If someone have access to your salt and database I would say it's almost impossible (if not impossible) to keep them from creating some sort of collision table and "cracking" your hashes. The only option you have is to make their job hard/expensive.
Using a static salt is a bad idea though, this since the whole point of a salt is to prevent an attacker from generating a rainbow table for all your records. The uniqueness is what makes a salt a good salt , this since the purpose of the salt is to make each hash unique regardless if the original content was the same as another record (thus obligating an attacker to brute-force each row to figure out its content). Also something that is worth noticing is that salts don't need to be secret, so you can just store your salt in an additional column.

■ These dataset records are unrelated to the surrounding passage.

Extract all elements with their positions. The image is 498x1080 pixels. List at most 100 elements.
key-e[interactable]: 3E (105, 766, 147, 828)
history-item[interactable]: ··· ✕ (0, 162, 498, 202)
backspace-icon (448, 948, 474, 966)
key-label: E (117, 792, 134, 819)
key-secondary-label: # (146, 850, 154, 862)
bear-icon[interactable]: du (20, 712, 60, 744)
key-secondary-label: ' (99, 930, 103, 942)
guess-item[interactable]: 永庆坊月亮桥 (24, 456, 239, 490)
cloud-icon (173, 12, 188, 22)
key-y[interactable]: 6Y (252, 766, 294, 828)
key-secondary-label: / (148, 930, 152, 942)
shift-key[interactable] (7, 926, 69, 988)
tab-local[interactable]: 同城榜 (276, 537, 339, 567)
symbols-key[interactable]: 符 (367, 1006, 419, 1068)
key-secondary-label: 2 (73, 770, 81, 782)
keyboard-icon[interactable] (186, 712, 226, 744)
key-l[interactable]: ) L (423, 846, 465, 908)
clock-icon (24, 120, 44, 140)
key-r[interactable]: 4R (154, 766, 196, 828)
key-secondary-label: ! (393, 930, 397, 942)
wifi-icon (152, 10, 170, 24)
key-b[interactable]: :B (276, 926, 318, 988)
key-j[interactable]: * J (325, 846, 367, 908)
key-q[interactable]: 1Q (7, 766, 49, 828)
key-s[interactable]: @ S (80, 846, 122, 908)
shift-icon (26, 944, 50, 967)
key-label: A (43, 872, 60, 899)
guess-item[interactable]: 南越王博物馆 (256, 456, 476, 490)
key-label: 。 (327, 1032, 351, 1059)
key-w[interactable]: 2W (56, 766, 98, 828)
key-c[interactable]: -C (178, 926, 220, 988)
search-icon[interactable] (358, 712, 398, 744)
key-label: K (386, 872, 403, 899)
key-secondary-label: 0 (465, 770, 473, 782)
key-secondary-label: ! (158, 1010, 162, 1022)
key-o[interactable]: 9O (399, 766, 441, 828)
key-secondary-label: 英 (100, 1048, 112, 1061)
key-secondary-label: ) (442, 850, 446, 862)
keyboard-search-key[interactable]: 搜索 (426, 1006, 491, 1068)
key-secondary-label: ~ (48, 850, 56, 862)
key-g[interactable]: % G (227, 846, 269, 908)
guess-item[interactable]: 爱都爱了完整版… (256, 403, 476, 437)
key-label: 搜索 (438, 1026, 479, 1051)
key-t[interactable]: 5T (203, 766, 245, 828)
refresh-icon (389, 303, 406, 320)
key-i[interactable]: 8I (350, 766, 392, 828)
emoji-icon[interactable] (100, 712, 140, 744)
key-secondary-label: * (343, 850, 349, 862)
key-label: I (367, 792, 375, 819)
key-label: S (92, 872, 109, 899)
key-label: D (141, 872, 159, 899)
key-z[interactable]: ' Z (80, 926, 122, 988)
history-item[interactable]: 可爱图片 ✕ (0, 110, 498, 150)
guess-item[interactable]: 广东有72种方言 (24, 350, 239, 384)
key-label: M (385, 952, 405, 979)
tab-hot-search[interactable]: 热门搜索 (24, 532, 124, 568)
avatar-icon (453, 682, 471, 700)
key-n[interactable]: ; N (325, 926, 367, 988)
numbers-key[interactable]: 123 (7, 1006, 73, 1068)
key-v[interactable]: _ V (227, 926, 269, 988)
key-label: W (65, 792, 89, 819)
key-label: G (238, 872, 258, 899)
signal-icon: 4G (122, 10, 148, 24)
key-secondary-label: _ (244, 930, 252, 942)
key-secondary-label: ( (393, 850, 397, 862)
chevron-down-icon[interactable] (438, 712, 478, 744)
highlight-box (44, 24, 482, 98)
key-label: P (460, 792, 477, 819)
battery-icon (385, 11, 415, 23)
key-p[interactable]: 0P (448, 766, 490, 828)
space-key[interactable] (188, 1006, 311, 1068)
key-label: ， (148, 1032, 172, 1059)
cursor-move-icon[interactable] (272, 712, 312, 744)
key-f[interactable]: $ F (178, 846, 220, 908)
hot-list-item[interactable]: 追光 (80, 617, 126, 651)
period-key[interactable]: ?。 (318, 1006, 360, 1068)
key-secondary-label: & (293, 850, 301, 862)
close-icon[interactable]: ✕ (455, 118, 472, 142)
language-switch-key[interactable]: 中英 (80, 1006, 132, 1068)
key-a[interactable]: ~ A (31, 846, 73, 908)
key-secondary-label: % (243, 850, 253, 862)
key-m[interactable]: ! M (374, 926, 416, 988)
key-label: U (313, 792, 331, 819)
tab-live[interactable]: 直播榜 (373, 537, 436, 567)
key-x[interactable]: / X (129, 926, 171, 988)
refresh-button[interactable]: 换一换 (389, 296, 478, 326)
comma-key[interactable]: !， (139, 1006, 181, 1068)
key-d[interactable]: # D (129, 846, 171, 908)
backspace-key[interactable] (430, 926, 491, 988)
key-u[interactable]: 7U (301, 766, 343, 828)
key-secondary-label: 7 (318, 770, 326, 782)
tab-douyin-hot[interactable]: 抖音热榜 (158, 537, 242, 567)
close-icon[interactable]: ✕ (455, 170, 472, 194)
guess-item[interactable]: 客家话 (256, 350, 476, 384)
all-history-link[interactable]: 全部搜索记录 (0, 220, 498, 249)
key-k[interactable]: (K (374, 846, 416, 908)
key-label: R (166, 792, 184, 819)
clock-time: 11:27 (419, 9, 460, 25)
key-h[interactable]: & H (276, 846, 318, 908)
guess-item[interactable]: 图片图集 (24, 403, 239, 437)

There is this nice article about salting and hashing if you have any doubt about the topic.
The problem with the described approach is that in the end, just like an attacker, you won't be able to tell which of the rows are the same IPs.
One potential solution I can see if you really really need to implement this is having a table where you store the IPs + click count, and then every 1 hour have a process to anonymize the data by simply replacing all the IPs/hash from the last hour with a good RANDOM value. This in the end means that you will only be able to group the clicks per hour without knowing the actual IP, but, please notice two things:
- Although an attacker will never be able to figure out the past data, you will have 1 hour worth of data that is not anonymized at any given time. Meaning that an attacker could "spy" on you and store this information over time which could become a much bigger problem than "we just leaked 1 hour worth of data".
- You won't be able to tell the same IP apart between each hour. For example: if IP 127.0.0.1 did 3 click from 17:00 to 18:00 and the same IP did 6 clicks from 18:00 to 19:00 you wouldn't able to tell that 127.0.0.1 did 9 clicks from 17:00 to 19:00.
Also to make the hourly non-anonymized IP a bit more hard to crack you could have a function that takes an IP and generates unique salt and then caches that unique salt for that IP till the next hour, meaning that each IP would have its own unique salt every hour. This way the attacker would have to calculate a new rainbow table for each row every hour and you could still figure out what IP row to increment|create.